Overloaded operators are just functions

重载运算符只是函数

When overloading operaters you are free to return anything basicly (just like any other function), with the noteable exception of member of pointer->being somewhat special in this way.

当重载操作符时，您基本上可以自由地返回任何内容（就像任何其他函数一样），但指针成员的显着例外->在这种方式中有些特殊。

In the example you show, a smart pointer, you aim to mimick the syntax of a pointer (pointer semantic). Then for syntax like:

在您展示的示例中，智能指针旨在模仿指针的语法（指针语义）。然后对于像这样的语法：

*p = 2;

The indirection operator*return a non-const referenceto object and we are able to modify through operator*. In effect, usually used for proxytype classes in the same way and it is a sort of a convention - but you could in theory return whatever.

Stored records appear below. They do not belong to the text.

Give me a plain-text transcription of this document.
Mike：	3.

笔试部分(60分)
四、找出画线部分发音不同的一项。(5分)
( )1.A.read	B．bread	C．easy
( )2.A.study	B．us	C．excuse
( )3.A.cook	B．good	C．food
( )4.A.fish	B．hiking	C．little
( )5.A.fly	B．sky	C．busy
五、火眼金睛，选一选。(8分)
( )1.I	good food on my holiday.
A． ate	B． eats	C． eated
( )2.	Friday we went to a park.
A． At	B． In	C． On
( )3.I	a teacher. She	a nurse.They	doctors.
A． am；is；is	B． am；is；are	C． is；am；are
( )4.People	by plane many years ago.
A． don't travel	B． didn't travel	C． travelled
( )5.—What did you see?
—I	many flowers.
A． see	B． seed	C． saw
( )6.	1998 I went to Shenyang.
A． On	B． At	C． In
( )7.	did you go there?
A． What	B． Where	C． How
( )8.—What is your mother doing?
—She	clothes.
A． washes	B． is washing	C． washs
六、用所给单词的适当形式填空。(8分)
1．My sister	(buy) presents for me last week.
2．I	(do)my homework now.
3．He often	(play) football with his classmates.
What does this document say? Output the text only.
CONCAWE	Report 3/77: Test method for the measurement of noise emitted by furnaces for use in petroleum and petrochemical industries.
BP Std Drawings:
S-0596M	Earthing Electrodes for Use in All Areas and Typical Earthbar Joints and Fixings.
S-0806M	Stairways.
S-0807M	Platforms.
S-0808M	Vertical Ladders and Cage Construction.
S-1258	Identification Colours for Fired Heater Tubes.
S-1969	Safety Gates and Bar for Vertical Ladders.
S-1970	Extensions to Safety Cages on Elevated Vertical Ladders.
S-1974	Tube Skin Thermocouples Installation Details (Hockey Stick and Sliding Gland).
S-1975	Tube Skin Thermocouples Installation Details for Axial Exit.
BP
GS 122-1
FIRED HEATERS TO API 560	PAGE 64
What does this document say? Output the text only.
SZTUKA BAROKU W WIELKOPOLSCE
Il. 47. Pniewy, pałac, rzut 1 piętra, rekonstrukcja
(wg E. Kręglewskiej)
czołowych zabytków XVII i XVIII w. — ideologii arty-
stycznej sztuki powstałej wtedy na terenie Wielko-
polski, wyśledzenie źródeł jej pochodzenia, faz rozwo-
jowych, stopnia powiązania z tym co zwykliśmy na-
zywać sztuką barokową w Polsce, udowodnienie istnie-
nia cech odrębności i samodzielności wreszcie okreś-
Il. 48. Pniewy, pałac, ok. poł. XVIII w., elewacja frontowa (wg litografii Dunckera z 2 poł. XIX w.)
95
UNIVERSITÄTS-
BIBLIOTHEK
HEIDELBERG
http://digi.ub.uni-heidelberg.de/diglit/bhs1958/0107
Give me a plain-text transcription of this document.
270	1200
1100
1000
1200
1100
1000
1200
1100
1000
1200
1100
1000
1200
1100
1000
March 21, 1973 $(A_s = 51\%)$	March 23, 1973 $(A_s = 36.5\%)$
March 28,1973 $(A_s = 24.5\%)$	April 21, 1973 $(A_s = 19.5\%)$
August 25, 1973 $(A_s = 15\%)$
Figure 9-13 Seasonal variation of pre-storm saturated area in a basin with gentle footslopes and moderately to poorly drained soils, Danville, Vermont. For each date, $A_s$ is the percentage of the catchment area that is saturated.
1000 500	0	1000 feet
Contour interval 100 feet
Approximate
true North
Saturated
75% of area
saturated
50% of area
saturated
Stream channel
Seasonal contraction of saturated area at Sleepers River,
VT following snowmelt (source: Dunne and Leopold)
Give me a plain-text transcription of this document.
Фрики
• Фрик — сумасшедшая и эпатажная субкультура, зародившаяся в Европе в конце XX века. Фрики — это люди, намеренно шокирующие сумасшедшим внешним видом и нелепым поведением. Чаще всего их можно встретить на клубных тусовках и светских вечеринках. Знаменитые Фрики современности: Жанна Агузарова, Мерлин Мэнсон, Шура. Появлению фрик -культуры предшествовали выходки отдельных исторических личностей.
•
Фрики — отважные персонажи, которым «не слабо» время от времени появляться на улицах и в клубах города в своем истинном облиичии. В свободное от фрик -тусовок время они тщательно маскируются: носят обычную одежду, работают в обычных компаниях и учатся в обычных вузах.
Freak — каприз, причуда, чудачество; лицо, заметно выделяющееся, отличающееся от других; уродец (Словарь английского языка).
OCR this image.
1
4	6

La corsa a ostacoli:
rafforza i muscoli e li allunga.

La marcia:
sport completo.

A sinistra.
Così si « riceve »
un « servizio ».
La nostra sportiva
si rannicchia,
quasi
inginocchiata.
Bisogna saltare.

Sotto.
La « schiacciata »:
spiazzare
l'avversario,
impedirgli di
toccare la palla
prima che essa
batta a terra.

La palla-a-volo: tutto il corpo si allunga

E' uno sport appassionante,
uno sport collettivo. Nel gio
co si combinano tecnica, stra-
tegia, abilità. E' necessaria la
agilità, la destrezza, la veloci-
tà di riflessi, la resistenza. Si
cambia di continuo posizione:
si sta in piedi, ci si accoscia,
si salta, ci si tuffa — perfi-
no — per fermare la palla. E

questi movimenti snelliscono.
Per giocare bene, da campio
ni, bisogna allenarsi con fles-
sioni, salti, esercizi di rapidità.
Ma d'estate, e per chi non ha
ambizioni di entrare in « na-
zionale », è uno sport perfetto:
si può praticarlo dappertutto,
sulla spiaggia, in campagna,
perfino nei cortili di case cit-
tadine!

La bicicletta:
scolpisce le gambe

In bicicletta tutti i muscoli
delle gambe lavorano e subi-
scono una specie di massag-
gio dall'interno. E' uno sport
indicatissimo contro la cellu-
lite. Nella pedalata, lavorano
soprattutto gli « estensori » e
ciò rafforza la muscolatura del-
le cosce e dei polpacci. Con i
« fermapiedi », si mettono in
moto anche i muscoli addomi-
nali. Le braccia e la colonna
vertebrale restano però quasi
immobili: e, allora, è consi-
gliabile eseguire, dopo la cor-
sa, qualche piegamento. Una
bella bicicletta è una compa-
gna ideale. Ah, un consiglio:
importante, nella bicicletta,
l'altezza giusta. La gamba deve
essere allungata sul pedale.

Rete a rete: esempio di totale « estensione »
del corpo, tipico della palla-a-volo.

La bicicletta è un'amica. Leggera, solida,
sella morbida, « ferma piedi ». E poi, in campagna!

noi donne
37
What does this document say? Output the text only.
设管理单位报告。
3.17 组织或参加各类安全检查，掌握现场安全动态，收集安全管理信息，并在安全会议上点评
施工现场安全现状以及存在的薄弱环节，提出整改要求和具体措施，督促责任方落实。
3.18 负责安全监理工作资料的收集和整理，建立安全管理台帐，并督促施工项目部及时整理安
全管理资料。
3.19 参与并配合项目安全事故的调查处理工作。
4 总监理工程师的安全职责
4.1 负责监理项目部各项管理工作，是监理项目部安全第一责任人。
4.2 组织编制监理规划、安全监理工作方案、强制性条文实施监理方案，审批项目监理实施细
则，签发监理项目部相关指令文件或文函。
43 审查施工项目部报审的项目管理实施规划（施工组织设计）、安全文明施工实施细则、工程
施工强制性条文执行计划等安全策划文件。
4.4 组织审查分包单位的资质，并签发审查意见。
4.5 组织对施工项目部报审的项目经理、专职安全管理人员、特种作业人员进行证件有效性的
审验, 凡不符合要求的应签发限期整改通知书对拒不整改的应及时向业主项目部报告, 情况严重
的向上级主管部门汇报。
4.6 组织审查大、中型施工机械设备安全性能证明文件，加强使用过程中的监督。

间接operator*返回一个对 object的非常量引用，我们可以通过operator*. 实际上，通常以相同的方式用于代理类型类，这是一种约定 - 但理论上您可以返回任何内容。

The member of pointeroperator ->is a bit tricky. See this answerfor an explanation.

指针运算符的成员->有点棘手。请参阅此答案以获取解释。

We are making smart pointer and our aim is to access member of class/structure using any of this T& (reference) or T* (pointer) with flexibility.

我们正在制作智能指针，我们的目标是使用任何 T&（引用）或 T*（指针）灵活地访问类/结构的成员。

for T* operator-> ():

对于 T* 运算符-> ()：

T* operator-> ()
{
  return pData;
}
arrow operator (->) is a shorthand for (*p) and hence we return *pData which is of   type T*. 
here we are Overloding arrow operator so that members of T can be accessed like a pointer.

for T& operator* ():

对于 T& 运算符* ()：

T& operator* ()
{
  return *pData;
}
    * is "value at address" operator, here we are Overloding * (pointer) operator so 
    that members can be accessed  through a reference (T&).

We can change the behavior of the operator with operator overloading but its not recommended. overloaded operator behavior should be as close as its basic functionality.

我们可以通过运算符重载来改变运算符的行为，但不推荐这样做。重载操作符的行为应该与其基本功能一样接近。